Yaé regardait le ciel rouge. La
tempête approchait. Il jura. Il aurait voulu que Jorohery voie les
traces du dragon. Quelque chose n'allait pas. Quand ils avaient
quitté les Montagnes Changeantes, ils n'étaient pas arrivés où
ils devaient aller. Ils avaient été désorientés jusqu'à la
vision au loin d'un grand traîneau. Yaé avait alors compris qu'ils
étaient dans la plaine des Grands Vents, sur le territoire des
Matrones des Grands traîneaux. Il avait été très surpris de se
retrouver là. Ce qu'il venait de vivre n'était pas un rêve puisque
tous ses hommes et lui-même étaient maintenant revêtus de noir.
Ils se détachaient sur la neige comme le nez au milieu de la figure.
S'ils avaient vu le grand traîneau, les gens du grand traîneau les
avaient vus. Puisqu'ils ne pouvaient se cacher, Yaé avait décidé
de jouer sur sa présence. Il avait envoyé ses guerriers noirs
patrouiller dans la plaine et relever les traces. Ils revenaient avec
leur moisson d'informations. Les Gowaï étaient manifestement très
présents dans ce lieu. Ils allaient et venaient en nombre, en grand
nombre. C'était une véritable armée qui avait bivouaqué ici. Les
pisteurs estimaient leur départ à une main de jours. Yaé avait
redoublé les précautions. Un des pisteurs avait découvert une
cache de vêtements. Une phalange avait mis là un dépôt de vivres
et de matériel de rechange. Les Gowaï, malgré leur nombre, ne
l'avaient pas trouvé, preuve de la qualité de ceux qui avaient
préparé la cache. Le matériel avait des marques. Yaé reconnut la
marque de Quiloma. Il sourit devant cette coïncidence. Quiloma était
une légende vivante. Ses hommes lui étaient plus que dévoués. Son
habilité et ses connaissances du terrain dépassaient celles de tous
les autres princes-dixièmes. S'il avait ramené l'imposteur, il
aurait été richement récompensé. Au lieu de cela, il s'était
inféodé à ce dragon. Il avait scellé son sort, il était perdu,
jamais le Bras du Prince-Majeur ne lui pardonnerait, à moins que ce
ne soit le roi-dragon. Yaé avait repoussé cette idée. Il avait
utilisé les vêtements blancs pour camoufler ses hommes. Ils avaient
pu aller plus loin, plus discrètement. Les nouvelles qu'ils avaient
ramenées n'étaient pas bonnes. Il avait vu l'armée des Gowaï non
loin. Elle semblait attendre. Yaé était prêt à se retirer quand,
enfin, ils avaient découvert les traces du dragon. Non seulement il
voulait accaparer le trône, mais il pactisait avec les Gowaï. C'est
du moins ce que les pisteurs avaient conclu en analysant les marques
laissées. Jorohery lui avait donné des javelots noirs. Ils avaient
deux utilités. La première était d'être les armes capables de
venir à bout du dragon et la deuxième était de pouvoir envoyer un
signal. Yaé avait suivi les ordres. Le dragon traînait par là, il
fallait prévenir. La Blanche était plus loin de la Plaine des
Grands vents que l'autre côté des Montagnes Changeantes. Yaé ne
savait même pas si le Bras du Prince-Majeur saurait où il devait se
rendre, mais avec Jorohery tout était possible et puis le
Prince-Majeur le guiderait.
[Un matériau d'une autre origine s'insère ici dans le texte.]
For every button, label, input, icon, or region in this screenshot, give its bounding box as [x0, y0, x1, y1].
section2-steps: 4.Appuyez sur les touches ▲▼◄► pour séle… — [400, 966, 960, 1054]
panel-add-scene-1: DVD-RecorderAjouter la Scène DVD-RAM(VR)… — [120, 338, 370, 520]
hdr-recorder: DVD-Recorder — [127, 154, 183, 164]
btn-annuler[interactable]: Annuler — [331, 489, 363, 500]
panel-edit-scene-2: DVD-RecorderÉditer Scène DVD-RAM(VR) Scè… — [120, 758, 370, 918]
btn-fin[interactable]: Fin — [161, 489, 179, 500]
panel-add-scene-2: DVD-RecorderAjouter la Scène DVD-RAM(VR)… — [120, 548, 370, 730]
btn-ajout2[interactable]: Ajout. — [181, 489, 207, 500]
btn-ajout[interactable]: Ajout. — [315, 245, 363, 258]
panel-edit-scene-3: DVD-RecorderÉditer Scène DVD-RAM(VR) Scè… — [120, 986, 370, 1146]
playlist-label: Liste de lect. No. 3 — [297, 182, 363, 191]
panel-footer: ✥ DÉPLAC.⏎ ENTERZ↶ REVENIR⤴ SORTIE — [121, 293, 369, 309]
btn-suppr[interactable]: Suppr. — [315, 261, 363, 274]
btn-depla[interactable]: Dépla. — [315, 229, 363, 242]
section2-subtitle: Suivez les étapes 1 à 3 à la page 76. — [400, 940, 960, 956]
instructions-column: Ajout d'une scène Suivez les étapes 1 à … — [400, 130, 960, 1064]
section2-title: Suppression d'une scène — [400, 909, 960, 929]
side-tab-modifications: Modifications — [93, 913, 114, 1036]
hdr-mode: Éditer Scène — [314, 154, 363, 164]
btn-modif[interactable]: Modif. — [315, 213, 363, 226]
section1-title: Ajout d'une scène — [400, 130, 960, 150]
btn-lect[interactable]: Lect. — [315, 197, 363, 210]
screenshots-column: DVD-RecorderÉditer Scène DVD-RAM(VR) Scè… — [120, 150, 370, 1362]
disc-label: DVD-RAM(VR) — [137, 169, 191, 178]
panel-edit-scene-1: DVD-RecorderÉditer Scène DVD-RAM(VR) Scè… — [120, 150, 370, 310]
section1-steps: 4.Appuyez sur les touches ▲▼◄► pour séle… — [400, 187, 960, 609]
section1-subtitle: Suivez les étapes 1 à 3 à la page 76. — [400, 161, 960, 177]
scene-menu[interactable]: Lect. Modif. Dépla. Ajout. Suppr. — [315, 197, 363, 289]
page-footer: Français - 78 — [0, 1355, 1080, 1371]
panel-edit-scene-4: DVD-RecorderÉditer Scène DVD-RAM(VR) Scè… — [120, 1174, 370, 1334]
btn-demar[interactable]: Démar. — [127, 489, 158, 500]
S'il était bien le Prince-Majeur... Yaé
avait repoussé aussi cette idée. Lui qui n'avait jamais douté de
ses missions et de son engagement sentait en lui monter des
interrogations. Il était mal à l'aise avec lui-même. Pour
combattre cet ennemi intérieur, il appliquait, renforçait la
discipline et appliquait à la lettre les ordres.
Le signal était parti, comme un trait
de lumière dans le ciel. Yaé avait été heureux de voir qu'il
prenait la direction de la capitale. Il le suivit des yeux aussi
longtemps qu'il put.
- Voilà, le Bras du Prince-Majeur est
prévenu. La plaine des Grands Vents est à quinze mains de jours de
marche. En attendant, nous allons chasser le dragon, dit-il à son
second.
- Il y a beaucoup de Gowaï, avait
répondu celui-ci.
- Ils sont nombreux, mais nous sommes
les meilleurs. Nous sommes noirs, alors nous agirons dans la nuit.